One could argue that until the middle of the last century, Washington was mostly a place where people cut trees, grew wheat and apples and made a few planes. So how hard could its budget be? That started to change in the 1940s, but there was a war on, so one might assume everyone chipped in and did their part, including legislators.

Things started to change in 1951, when the Legislature needed an extra 10 days to finish work. By 1961, that was up to 22 days, and by 1965, to 54. In some circles, they’d call this mission creep. Lawmakers were still pretty well able to go home and stay there in the even-numbered years until 1969.

That year the Legislature needed an extra 60 days, then came back in 1970 for 32. An extra 60 in 1971, plus 44 in 1972. An extra 88 in 1975, plus 75 in 1976.

You can see where this is heading. Going into overtime got so predictable that lawmakers came up with a constitutional amendment in 1979 that called for sessions of 105 days in odd-numbered years and 60 days in even-numbered years. Instead of being unlimited, special sessions could be only 30 days long.

Supporters sold it as a way to save money, prevent control by professional politicians and make the Legislature more efficient. Voters bought.

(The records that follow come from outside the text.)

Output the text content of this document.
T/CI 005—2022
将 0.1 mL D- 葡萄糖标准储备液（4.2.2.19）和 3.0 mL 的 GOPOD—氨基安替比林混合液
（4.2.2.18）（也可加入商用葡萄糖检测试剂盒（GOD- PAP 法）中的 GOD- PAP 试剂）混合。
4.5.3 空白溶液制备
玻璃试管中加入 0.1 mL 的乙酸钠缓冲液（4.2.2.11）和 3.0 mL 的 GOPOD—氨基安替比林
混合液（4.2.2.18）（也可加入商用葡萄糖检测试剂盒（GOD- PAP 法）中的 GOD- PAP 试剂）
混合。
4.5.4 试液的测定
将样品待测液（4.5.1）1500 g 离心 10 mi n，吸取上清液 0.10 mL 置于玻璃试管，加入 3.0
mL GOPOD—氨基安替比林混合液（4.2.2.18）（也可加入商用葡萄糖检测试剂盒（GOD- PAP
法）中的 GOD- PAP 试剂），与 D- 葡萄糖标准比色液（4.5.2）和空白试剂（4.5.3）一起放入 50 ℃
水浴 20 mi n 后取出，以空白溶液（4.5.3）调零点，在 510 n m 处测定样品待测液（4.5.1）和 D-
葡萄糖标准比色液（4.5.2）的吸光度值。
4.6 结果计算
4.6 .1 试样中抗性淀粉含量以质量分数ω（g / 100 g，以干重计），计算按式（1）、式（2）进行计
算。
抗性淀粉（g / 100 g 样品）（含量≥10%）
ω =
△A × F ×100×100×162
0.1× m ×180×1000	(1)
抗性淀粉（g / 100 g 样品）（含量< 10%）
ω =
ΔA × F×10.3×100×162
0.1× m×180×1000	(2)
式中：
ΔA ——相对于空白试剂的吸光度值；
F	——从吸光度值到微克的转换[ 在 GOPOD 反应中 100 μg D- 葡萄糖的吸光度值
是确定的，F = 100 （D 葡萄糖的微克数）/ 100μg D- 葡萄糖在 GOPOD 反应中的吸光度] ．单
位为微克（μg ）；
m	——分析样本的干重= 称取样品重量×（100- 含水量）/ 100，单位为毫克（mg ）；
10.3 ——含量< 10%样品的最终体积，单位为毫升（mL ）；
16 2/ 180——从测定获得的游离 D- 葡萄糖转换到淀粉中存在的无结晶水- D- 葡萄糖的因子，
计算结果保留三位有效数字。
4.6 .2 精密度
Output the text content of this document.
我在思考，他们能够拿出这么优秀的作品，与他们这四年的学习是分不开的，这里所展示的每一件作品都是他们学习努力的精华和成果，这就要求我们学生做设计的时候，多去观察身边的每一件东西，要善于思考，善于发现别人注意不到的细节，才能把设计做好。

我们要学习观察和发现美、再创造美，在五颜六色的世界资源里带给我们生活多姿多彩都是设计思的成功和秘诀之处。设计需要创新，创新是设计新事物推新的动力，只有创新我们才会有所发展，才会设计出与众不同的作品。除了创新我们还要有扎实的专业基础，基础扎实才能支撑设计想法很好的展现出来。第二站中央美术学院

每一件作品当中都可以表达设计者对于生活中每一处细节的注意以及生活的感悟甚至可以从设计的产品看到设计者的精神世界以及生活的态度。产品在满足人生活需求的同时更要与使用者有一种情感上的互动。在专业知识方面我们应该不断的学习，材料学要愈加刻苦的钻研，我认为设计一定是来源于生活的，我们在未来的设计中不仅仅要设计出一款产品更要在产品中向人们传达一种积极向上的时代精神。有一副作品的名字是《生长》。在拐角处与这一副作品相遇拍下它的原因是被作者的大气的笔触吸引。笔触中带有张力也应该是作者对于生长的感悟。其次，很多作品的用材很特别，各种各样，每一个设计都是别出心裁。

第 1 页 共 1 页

Lawmakers managed to get in and out in the allotted 60 days in 1980, and they tacked only one day on to the regular session in 1981 … except the recession got so bad they had to come back for 24 more in the fall and needed an extra 37 the next year. And an extra 31 in 1983.

They needed extra innings in almost every odd-numbered year through 2003, although the short sessions in even years ended pretty much on time. In the mid- to late double-aughts, there was a string of years when the Legislature finished on time. Those are the halcyon days most people recall when talking about things running smoothly.

Then the recession hit and the 2010 session went an extra 30 days, as did the 2011 session. The 2012 session needed 31 and the 2013 needed 48, taking the Legislature so late into June that people started talking seriously about a government shutdown if budgets weren’t done before July 1, the start of the new fiscal year. They passed the operating budget June 28 and the capital budget June 29.

In 2015, the session went an extra 71 days, needing three special sessions. They avoided a government shutdown by passing budgets the governor signed at 11:40 p.m. June 30, but they needed 10 more days to approve all the legislation that actually made that budget work. The Legislature had 20 days of stoppage time last year.

That revision from almost 40 years ago isn’t working too well, so it’s not surprising people are talking about a change. That would probably take another constitutional amendment.

If history is any guide, any change might help for a while, but eventually they’ll blow through whatever time limits any new amendment sets.

Much bigger than a breadbox

Energy Secretary Rick Perry gives the impression of being a good ole boy who can ease his way through tough spots with an ingratiating smile and some country charm.

Sen. Patty Murray sometimes gives the impression of a no-nonsense preschool teacher – which she once was.

So what happens when serious teacher asks a question and doesn’t like good ole boy’s good answer? We know from their last meeting in the Senate Appropriations Committee, in which Perry was explaining the Trump administration’s budget proposal to cut money for the Hanford Nuclear Reservation cleanup.

Murray started schooling Perry on the federal government’s moral and legal obligation to clean up the mess it left at Hanford while making the stuff that helped win World War II. She called the budget proposal shortsighted and inadequate. She asked sternly: How are you going to meet the deadlines on various legal agreements with those cuts?

Lots of ideas, he explained. “I’m coming out, hopefully this summer, and that we can walk across the Hanford site together…”

“Well, you can’t walk across it,” she cut in. “It’s. Really. Big.”

“Yes, ma’am,” Perry said with a smile. “I’ll attempt to travel it however you choose. But the point is, I’d like to come out there with you, and we can talk about the cost, and are we getting a good return on our dollars.”

Everybody’s concerned about costs, she replied. “but this is a nuclear waste site. You can’t just throw out legal decrees that are there.”